ABSTRACT

This chapter focuses on care, custody and tourism and on how their associated spatial arrangements are often controlled, stewarded and monitored by the state. The title’s reference to famous rock band The Eagles’ 1977 song is meant to suggest the arguably contentious and biopolitical nature of some tourist spaces (Diken and Laustsen, 2004; Minca, 2009).
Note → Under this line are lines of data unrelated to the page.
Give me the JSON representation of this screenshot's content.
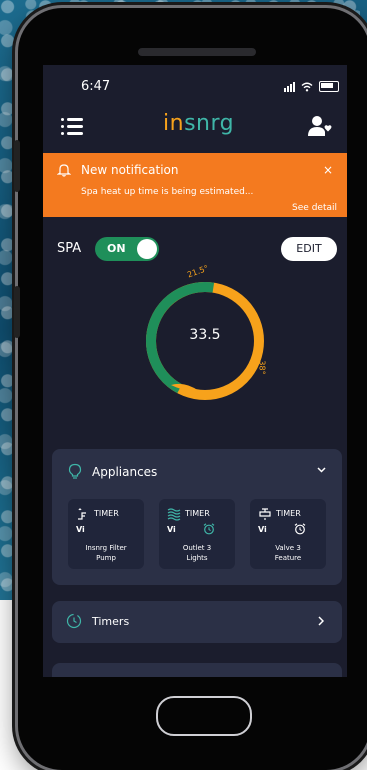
{
  "status_bar": {
    "time": "6:47"
  },
  "brand": {
    "logo_part1": "in",
    "logo_part2": "snrg"
  },
  "notification": {
    "title": "New notification",
    "message": "Spa heat up time is being estimated...",
    "link": "See detail",
    "close": "×"
  },
  "spa": {
    "label": "SPA",
    "toggle_state": "ON",
    "edit_label": "EDIT"
  },
  "gauge": {
    "current": "33.5",
    "min": "21.5°",
    "max": "38°",
    "fill_fraction": 0.72
  },
  "appliances": {
    "title": "Appliances",
    "items": [
      {
        "type": "TIMER",
        "badge": "Vi",
        "name_line1": "Insnrg Filter",
        "name_line2": "Pump",
        "icon": "pump-icon",
        "has_clock": false
      },
      {
        "type": "TIMER",
        "badge": "Vi",
        "name_line1": "Outlet 3",
        "name_line2": "Lights",
        "icon": "waves-icon",
        "has_clock": true
      },
      {
        "type": "TIMER",
        "badge": "Vi",
        "name_line1": "Valve 3",
        "name_line2": "Feature",
        "icon": "valve-icon",
        "has_clock": true
      }
    ]
  },
  "timers": {
    "title": "Timers"
  },
  "colors": {
    "accent_orange": "#f47a1f",
    "accent_amber": "#f7a21b",
    "accent_green": "#1f8f5a",
    "accent_teal": "#3fb6a8",
    "screen_bg": "#1b1d2d",
    "card_bg": "#2b3046"
  }
}
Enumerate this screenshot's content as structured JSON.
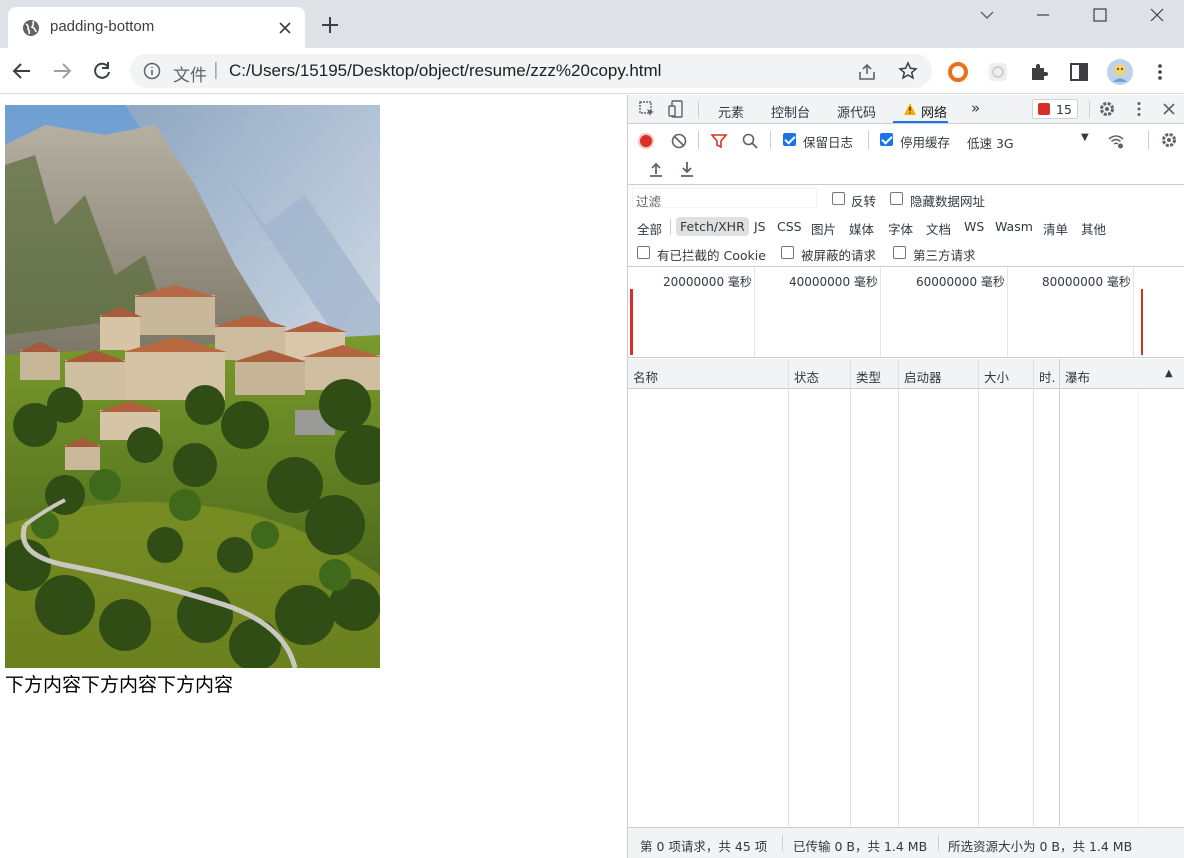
{
  "browser": {
    "tab_title": "padding-bottom",
    "scheme_label": "文件",
    "url": "C:/Users/15195/Desktop/object/resume/zzz%20copy.html"
  },
  "page": {
    "image_alt": "mountain village photo",
    "below_text": "下方内容下方内容下方内容"
  },
  "devtools": {
    "tabs": [
      "元素",
      "控制台",
      "源代码",
      "网络"
    ],
    "active_tab": "网络",
    "error_count": "15",
    "toolbar": {
      "preserve_log": "保留日志",
      "disable_cache": "停用缓存",
      "throttling": "低速 3G"
    },
    "filter": {
      "placeholder": "过滤",
      "invert": "反转",
      "hide_data_urls": "隐藏数据网址"
    },
    "types": [
      "全部",
      "Fetch/XHR",
      "JS",
      "CSS",
      "图片",
      "媒体",
      "字体",
      "文档",
      "WS",
      "Wasm",
      "清单",
      "其他"
    ],
    "active_type": "Fetch/XHR",
    "options": {
      "blocked_cookies": "有已拦截的 Cookie",
      "blocked_requests": "被屏蔽的请求",
      "third_party": "第三方请求"
    },
    "overview_ticks": [
      "20000000 毫秒",
      "40000000 毫秒",
      "60000000 毫秒",
      "80000000 毫秒"
    ],
    "columns": [
      "名称",
      "状态",
      "类型",
      "启动器",
      "大小",
      "时.",
      "瀑布"
    ],
    "status": {
      "requests": "第 0 项请求，共 45 项",
      "transferred": "已传输 0 B，共 1.4 MB",
      "resources": "所选资源大小为 0 B，共 1.4 MB"
    }
  },
  "colors": {
    "accent": "#1a73e8",
    "record": "#d93025",
    "chrome_bg": "#dee1e6"
  }
}
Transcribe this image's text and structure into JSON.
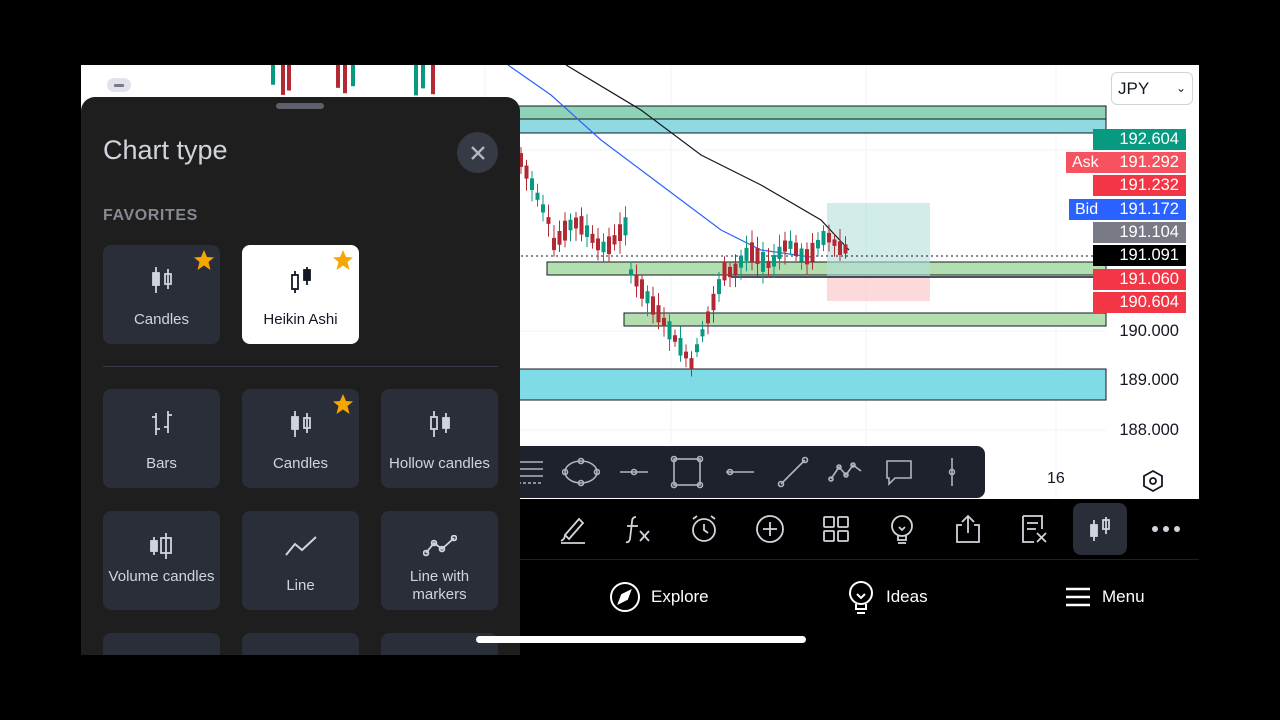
{
  "chart": {
    "currency_selector": "JPY",
    "price_labels": [
      {
        "text": "192.604",
        "bg": "#089981"
      },
      {
        "text": "191.292",
        "bg": "#f7525f"
      },
      {
        "text": "191.232",
        "bg": "#f23645"
      },
      {
        "text": "191.172",
        "bg": "#2962ff"
      },
      {
        "text": "191.104",
        "bg": "#787b86"
      },
      {
        "text": "191.091",
        "bg": "#000000"
      },
      {
        "text": "191.060",
        "bg": "#f23645"
      },
      {
        "text": "190.604",
        "bg": "#f23645"
      }
    ],
    "ask_label": "Ask",
    "bid_label": "Bid",
    "axis_labels": [
      "190.000",
      "189.000",
      "188.000"
    ],
    "time_label": "16"
  },
  "draw_toolbar": {
    "icons": [
      "fib-retracement-icon",
      "ellipse-icon",
      "horizontal-ray-icon",
      "rectangle-icon",
      "horizontal-line-icon",
      "trend-line-icon",
      "path-icon",
      "callout-icon",
      "vertical-line-icon"
    ]
  },
  "tool_row": {
    "icons": [
      "brush-icon",
      "indicators-icon",
      "alert-icon",
      "add-icon",
      "layouts-icon",
      "idea-icon",
      "share-icon",
      "remove-drawings-icon",
      "chart-type-icon",
      "more-icon"
    ],
    "active": "chart-type-icon"
  },
  "nav": {
    "explore": "Explore",
    "ideas": "Ideas",
    "menu": "Menu"
  },
  "panel": {
    "title": "Chart type",
    "favorites_header": "FAVORITES",
    "favorites": [
      {
        "label": "Candles",
        "starred": true,
        "selected": false
      },
      {
        "label": "Heikin Ashi",
        "starred": true,
        "selected": true
      }
    ],
    "types": [
      {
        "label": "Bars",
        "starred": false
      },
      {
        "label": "Candles",
        "starred": true
      },
      {
        "label": "Hollow candles",
        "starred": false
      },
      {
        "label": "Volume candles",
        "starred": false
      },
      {
        "label": "Line",
        "starred": false
      },
      {
        "label": "Line with markers",
        "starred": false
      }
    ],
    "star_color": "#f7a600"
  }
}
Written by Don Felder, Don Henly and Glenn Frey, the lyrics paint a surrealistic portrait of a luxury hotel which initially appears as inviting and alluring, but turns out to be a hedonistic prison where ‘you can check out anytime you like, but you can never leave’ and ‘where we are all just prisoners here, of our own device’. The reference to this passage intends to suggest a deliberately provocative parallel between Hotel California and many spaces that are conceived to host leisurely activities and that promise to provide care and well-being (at time even happiness and a temporary new persona), in other words, to “re-create” their willingly guests 1 . Contemporary tourism is indeed an industry often concerned with care and “custody”, protection and segregation, always with “re-creation”. From spa-treatments at seaside resorts to trekking in the woods, much focus is placed on recreation-as-rejuvenation of minds and bodies, and/or the realisation of more resilient individuals (Minca, 2012).